With these major risks in mind, the question is what can policymakers around the globe do to get the world economy back on track. The present policy stances are clearly insufficient and have further increased uncertainty, rather than reducing it. We highlight five different areas, where a fundamental policy shift is required: First, fiscal policy stances will need to be changed to provide new growth impulses and this needs to coordinated internationally. The second and related challenge for all countries will be to redesign fiscal policy—and economic policies more broadly—in order to strengthen the impact on employment and promote structural change for green, and thus, more sustainable economic growth. Third, monetary policy actions need to be better coordinated to ensure that capital flows, especially to developing countries and economies in transition are less volatile. Fourth, efforts to implement financial regulatory reform need to be stepped up in order to reduce financial fragility. And fifth, we need to ensure that adequate development finance is made available for countries possessing limited fiscal space and facing large development needs. These resources will be needed to accelerate progress towards the achievement of the Millennium Development Goals (MDGs) and for investments in sustainable and resilient growth, especially for the LDCs.

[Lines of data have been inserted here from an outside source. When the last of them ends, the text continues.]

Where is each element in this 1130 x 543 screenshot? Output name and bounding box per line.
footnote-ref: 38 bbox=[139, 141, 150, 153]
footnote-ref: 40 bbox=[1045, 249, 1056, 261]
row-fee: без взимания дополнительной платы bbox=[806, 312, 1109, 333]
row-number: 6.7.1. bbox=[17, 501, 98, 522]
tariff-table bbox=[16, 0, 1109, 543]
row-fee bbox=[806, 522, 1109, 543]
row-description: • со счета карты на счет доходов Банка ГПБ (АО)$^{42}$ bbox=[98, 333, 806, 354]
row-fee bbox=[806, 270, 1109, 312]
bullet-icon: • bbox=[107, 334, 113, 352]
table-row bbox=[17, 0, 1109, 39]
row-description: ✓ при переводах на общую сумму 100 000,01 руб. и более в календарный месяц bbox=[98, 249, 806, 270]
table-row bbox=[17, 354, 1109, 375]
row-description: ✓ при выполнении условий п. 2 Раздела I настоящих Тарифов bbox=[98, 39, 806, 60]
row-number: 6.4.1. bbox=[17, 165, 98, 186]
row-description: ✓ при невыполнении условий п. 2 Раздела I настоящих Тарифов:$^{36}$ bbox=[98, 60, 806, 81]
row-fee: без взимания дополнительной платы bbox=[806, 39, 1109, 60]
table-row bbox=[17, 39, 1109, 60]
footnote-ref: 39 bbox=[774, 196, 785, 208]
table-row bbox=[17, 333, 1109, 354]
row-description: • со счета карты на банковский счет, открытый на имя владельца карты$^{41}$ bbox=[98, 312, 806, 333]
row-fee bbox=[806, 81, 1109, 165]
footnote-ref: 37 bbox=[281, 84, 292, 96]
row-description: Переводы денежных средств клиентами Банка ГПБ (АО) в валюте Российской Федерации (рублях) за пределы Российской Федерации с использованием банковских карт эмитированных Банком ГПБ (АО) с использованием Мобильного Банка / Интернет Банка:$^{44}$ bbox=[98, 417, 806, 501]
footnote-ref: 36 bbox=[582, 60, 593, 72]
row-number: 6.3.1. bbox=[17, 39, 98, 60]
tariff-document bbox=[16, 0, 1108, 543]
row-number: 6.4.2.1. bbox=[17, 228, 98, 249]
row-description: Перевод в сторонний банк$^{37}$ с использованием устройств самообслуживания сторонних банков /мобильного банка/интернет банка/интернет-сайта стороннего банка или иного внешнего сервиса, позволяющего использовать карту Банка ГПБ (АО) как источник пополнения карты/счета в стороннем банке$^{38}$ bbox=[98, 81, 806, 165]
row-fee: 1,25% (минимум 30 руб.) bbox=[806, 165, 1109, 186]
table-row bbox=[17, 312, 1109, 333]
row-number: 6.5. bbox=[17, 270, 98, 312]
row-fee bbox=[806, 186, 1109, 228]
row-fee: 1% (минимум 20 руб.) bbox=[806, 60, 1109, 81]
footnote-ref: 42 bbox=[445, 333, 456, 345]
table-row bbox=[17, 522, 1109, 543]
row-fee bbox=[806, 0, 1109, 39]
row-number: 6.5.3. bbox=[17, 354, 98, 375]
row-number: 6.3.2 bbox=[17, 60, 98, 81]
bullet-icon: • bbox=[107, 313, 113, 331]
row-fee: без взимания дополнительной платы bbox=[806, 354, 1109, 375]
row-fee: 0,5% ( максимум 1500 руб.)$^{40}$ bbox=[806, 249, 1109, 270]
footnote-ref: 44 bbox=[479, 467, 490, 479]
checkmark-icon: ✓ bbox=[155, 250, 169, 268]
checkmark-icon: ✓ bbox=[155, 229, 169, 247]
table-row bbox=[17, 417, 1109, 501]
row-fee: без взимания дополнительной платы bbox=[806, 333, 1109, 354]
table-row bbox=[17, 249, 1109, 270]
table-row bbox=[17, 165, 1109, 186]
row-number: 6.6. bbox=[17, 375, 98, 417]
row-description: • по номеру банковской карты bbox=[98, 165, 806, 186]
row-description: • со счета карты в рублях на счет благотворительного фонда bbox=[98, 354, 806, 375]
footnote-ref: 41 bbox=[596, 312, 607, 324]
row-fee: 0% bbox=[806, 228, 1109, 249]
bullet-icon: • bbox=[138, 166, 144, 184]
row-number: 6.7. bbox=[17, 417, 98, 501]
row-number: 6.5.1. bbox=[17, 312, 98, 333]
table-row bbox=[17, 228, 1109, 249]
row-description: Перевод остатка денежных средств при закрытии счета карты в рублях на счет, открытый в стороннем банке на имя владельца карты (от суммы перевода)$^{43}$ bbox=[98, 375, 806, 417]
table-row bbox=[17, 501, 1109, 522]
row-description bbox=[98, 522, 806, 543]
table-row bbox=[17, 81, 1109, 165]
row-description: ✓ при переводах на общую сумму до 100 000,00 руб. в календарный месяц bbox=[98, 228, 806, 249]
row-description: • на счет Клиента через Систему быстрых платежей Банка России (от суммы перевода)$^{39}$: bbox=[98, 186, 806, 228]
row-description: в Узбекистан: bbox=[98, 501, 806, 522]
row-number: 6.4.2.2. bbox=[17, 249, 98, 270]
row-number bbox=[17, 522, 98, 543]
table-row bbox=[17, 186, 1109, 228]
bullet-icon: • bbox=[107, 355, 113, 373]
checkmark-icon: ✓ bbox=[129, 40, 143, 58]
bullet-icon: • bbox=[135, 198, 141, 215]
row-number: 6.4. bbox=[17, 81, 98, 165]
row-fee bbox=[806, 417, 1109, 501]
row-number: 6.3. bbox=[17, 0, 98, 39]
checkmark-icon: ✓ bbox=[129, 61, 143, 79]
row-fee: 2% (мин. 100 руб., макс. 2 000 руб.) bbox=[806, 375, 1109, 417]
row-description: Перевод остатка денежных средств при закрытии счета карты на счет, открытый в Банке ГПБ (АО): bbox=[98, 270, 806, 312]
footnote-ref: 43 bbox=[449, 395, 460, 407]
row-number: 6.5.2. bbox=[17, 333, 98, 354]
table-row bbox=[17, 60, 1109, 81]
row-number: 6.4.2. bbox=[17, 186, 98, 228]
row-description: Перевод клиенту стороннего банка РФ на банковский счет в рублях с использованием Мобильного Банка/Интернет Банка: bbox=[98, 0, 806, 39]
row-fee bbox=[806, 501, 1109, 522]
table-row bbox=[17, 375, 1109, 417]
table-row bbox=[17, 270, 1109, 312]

The alternative scenario, based on the agenda outlined above, includes a shift in fiscal policies away from austerity and towards more job creation through, inter alia, more spending on infrastructure; energy efficiency, social programmes and tax and subsidy measures to stimulate private investment projects in these areas; continued expansionary monetary policies aligned with stronger capital account regulation to stem capital flow volatility; and enhanced development assistance to the poorest nations. The UN Global Policy Model simulations show that under such a policy scenario, WGP would grow at an average rate of 4.5 per cent between 2013 and 2017, public debt-to-GDP ratios would stabilize and start falling from 2016 or earlier. Employment levels in major developed countries would gradually increase and return to pre-crises levels in absolute terms by 2014 and by 2017 after accounting for labour force growth. The employment recovery thus would come much sooner than in the baseline, although remaining protracted even with the suggested internationally concerted strategy for growth and jobs. An additional 33 million jobs per year on average would be created in developing and transition economies between 2013 and 2017.